In a televised address from the Elysee, Macron said Friday was “a sad day.”

“It is a historic alarm signal which must resound in each of our countries, be heard by all of Europe and make us think," he said.

Europe must be 'simpler' and 'more democratic'

Brexit happened “because we have too often made Europe a scapegoat for our own difficulties, because also we have not changed our Europe enough. More than ever, we need Europe, facing China or the United States to defend our interests.”

He said the remaining EU 27 nations must make Europe "more sovereign, more democratic, closer to our fellow citizens and therefore also simpler in its daily life and that we succeed in rebuilding a clearer European project.”

"It is a sad day, let us not hide it. But it is a day which must also lead us to proceed differently. To build, with even more determination a powerful, effective European Union.”

The 2016 Brexit referendum campaign — "made up of lies, exaggeration, simplifications” — illustrated “what lies can lead to in our democracies,” he said.

He spoke of the 11-month transition period in which mechanisms such as trade and border controls remain unchanged until December 31.

Relationship 'will not be the same'

"Tomorrow in a very practical way, nothing will change in our relations with the United Kingdom", Macron said.

"I want to say to all British people living in France, some of you for many years, that tomorrow morning things will not change for you. You are in France, at home. Today, and tomorrow."

He said he wanted a strong partnership with Britain but said Europe must remain united.

During the upcoming negotiations, "our interests, that is to say the interests of our fishermen, our farmers, our industrialists, our researchers, our workers, our students" will be retained, he said.

"It will not be the same as the relationship we have known for a few decades. One cannot be both inside and outside. The British people have chosen to leave the European Union. They will no longer have the same duties, so they will no longer have the same rights.”

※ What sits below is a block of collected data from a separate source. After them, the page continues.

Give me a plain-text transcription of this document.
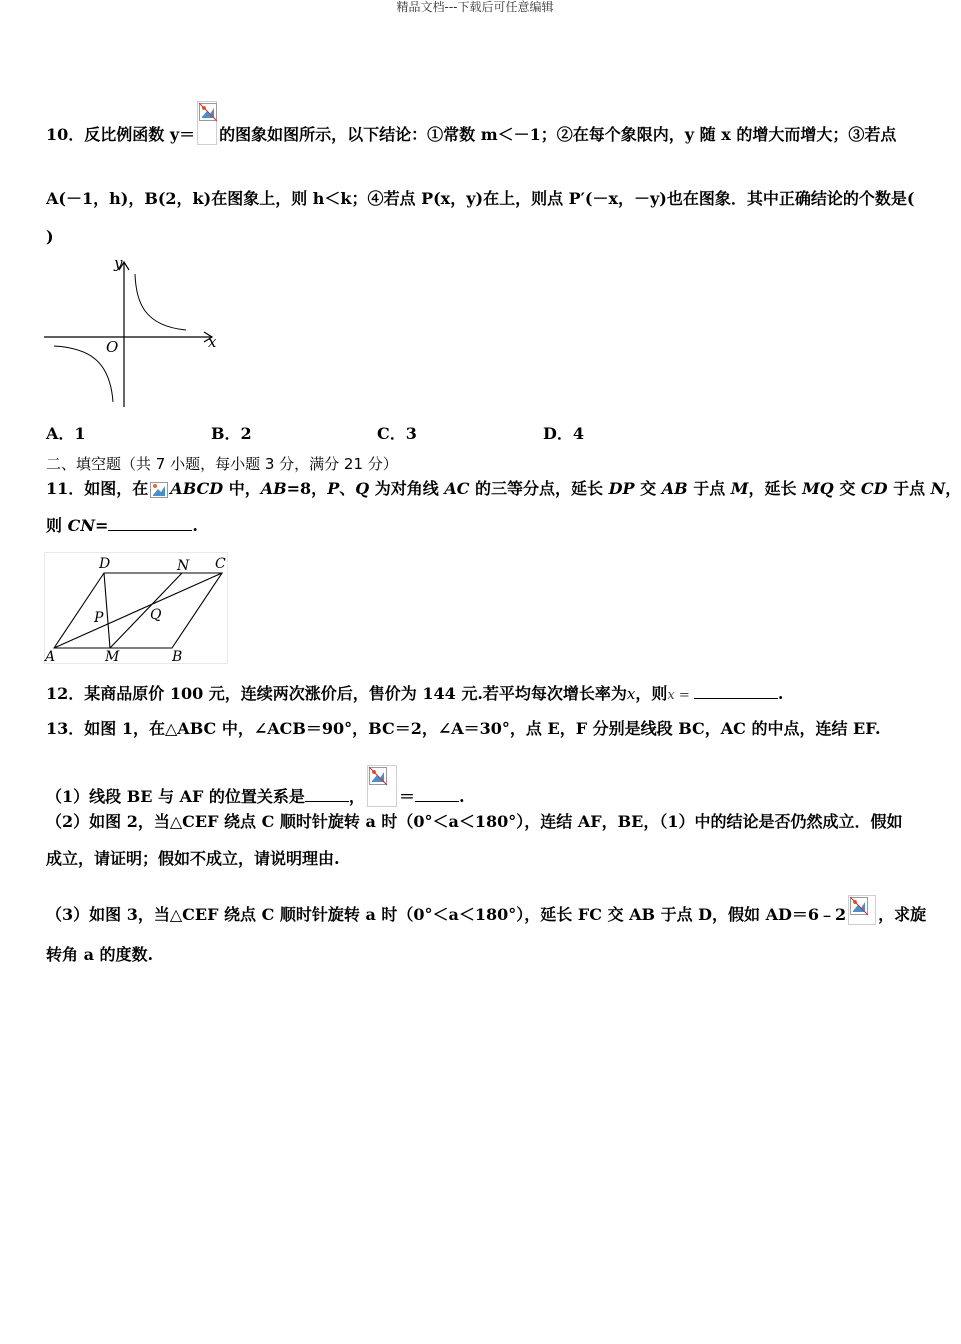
精品文档---下载后可任意编辑
10．反比例函数 y＝ 的图象如图所示，以下结论：①常数 m＜－1；②在每个象限内，y 随 x 的增大而增大；③若点
A(－1，h)，B(2，k)在图象上，则 h＜k；④若点 P(x，y)在上，则点 P′(－x，－y)也在图象．其中正确结论的个数是(
)
y
x
O
A．1	B．2	C．3	D．4
二、填空题（共 7 小题，每小题 3 分，满分 21 分）
11．如图，在 ABCD 中，AB=8，P、Q 为对角线 AC 的三等分点，延长 DP 交 AB 于点 M，延长 MQ 交 CD 于点 N，
则 CN=	.
D	N C
P	Q
A	M	B
12．某商品原价 100 元，连续两次涨价后，售价为 144 元.若平均每次增长率为x，则x =	.
13．如图 1，在△ABC 中，∠ACB＝90°，BC＝2，∠A＝30°，点 E，F 分别是线段 BC，AC 的中点，连结 EF.
（1）线段 BE 与 AF 的位置关系是	， ＝	.
（2）如图 2，当△CEF 绕点 C 顺时针旋转 a 时（0°＜a＜180°），连结 AF，BE，（1）中的结论是否仍然成立．假如
成立，请证明；假如不成立，请说明理由.
（3）如图 3，当△CEF 绕点 C 顺时针旋转 a 时（0°＜a＜180°），延长 FC 交 AB 于点 D，假如 AD＝6﹣2 ，求旋
转角 a 的度数.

In a follow-up letter addressed to "British friends " and released on Saturday, Macron wrote that the "British government wishes to move swiftly forward; we are ready for this."

"It is in our common interest to define as close and deep a partnership as possible in defence and security, and in police, judicial, environmental, scientific and cultural cooperation," he added.

He then stressed that although the UK is leaving the European Union, it is "not leaving Europe".

"As of 11.00 p.m. last night we did not say "goodbye", but an early "good morning"," he concluded.